Не пошел я вечером и к рыбакам, хотя Светлана пыталась вытащить меня за ноги из палатки. Признаться, пойти мне хотелось. Я любил слушать рассказы Василия Павловича. О событиях древней истории и жизни греческих городов он умел говорить так, словно сам был очевидцем.
Все ушли веселой гурьбой, даже Шарик, а я остался сторожить лагерь. Когда голоса затихли вдали, я вылез из палатки, насобирал сухого бурьяна, и развел костер у самой воды. Пламя жадно охватывало стебли, и они с треском корежились и разбрасывали искры.
Лежа у костра, я читал о древних городах, которые некогда стояли на этих берегах, об отважном Савмаке, поднявшем две тысячи лет назад восстание рабов Боспора, о жестоком и хитром царе Митридате, который захватил Савмака в плен, а затем казнил его.
Этот Митридат был отчаянным авантюристом.
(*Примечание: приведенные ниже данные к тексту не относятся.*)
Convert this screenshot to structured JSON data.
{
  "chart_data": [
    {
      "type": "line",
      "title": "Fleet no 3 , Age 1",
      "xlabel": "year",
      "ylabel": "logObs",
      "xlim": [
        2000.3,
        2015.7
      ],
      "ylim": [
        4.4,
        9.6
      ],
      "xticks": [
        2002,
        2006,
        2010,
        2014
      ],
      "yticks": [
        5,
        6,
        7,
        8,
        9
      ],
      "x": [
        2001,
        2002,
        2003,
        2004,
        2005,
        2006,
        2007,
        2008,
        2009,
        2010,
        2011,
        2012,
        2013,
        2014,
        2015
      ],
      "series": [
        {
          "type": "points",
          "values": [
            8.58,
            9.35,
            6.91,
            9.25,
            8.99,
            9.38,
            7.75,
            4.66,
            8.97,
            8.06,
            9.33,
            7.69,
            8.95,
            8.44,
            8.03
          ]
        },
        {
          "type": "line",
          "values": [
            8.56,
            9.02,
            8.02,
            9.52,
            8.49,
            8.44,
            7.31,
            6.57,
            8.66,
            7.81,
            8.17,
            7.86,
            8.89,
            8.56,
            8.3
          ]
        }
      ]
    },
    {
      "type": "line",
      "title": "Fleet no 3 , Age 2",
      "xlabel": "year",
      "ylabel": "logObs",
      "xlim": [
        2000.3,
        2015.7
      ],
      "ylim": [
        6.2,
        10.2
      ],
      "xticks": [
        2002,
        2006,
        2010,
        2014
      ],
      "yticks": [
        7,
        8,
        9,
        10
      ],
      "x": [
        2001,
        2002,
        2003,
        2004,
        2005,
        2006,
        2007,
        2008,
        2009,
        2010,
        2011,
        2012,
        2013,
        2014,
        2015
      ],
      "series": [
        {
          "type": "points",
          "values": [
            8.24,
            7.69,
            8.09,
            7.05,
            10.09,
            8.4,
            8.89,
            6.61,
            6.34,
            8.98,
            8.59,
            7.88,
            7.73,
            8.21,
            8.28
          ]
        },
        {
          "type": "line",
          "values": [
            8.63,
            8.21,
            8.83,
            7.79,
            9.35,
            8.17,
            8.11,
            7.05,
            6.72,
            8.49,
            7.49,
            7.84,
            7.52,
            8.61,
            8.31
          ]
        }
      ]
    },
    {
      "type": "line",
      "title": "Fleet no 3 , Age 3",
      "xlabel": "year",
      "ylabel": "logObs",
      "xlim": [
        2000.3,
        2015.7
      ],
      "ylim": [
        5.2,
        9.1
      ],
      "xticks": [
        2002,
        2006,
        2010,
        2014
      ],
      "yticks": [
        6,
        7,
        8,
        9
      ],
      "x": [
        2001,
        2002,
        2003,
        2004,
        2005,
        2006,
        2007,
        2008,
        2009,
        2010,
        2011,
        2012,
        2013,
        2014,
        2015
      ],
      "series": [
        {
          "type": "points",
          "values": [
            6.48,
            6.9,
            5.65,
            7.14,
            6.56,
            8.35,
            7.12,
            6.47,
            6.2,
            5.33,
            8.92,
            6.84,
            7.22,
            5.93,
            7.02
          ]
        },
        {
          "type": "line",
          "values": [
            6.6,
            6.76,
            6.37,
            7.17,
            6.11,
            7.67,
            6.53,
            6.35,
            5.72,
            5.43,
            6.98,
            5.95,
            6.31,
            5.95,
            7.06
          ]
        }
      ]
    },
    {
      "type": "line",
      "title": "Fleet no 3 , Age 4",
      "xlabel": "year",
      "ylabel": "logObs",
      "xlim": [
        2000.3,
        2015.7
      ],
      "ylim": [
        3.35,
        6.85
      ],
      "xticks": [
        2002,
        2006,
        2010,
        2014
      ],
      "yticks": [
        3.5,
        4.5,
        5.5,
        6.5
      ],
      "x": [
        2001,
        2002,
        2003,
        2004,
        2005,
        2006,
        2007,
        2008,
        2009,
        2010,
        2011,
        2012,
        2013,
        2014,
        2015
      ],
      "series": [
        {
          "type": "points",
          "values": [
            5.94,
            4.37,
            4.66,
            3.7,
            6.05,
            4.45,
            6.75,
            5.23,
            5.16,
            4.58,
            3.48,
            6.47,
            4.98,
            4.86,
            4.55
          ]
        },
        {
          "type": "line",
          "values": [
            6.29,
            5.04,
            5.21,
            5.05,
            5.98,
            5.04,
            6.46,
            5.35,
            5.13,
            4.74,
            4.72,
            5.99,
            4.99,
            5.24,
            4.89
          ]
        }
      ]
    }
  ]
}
Прежде чем стать царем, он долго жил в изгнании, странствуя с караванами по разным странам. Еще в юности он выучил двадцать два языка! А потом, заточив в темницу родную мать, захватил Понтийский престол и начал завоевывать страны одну за другой, В конце концов он прибрал к рукам и Боспорское царство. Его империя, раскинувшаяся по берегам Черного моря, сорок лет угрожала Риму. Даже такие полководцы, как Помпей и Юлий Цезарь, долго не могли перехитрить Митридата.
Потом им все-таки удалось разбить его, и Митридат убежал сюда, в Пантикапей. Против него поднял мятеж его собственный сын. Митридат заперся в крепости и отбивался до последнего. А когда понял, каким будет исход битвы, принял яд. Но яд на него не подействовал. Он всю жизнь боялся, что его отравят враги, и ля профилактики принимал разные яды маленькими порциями, постепенно приучая к ним организм, вырабатывая в себе иммунитет, что ли, как сейчас говорят. И это ему действительно удалось. Но зато, когда он решил покончить с собой, яд оказался бессильным против его организма!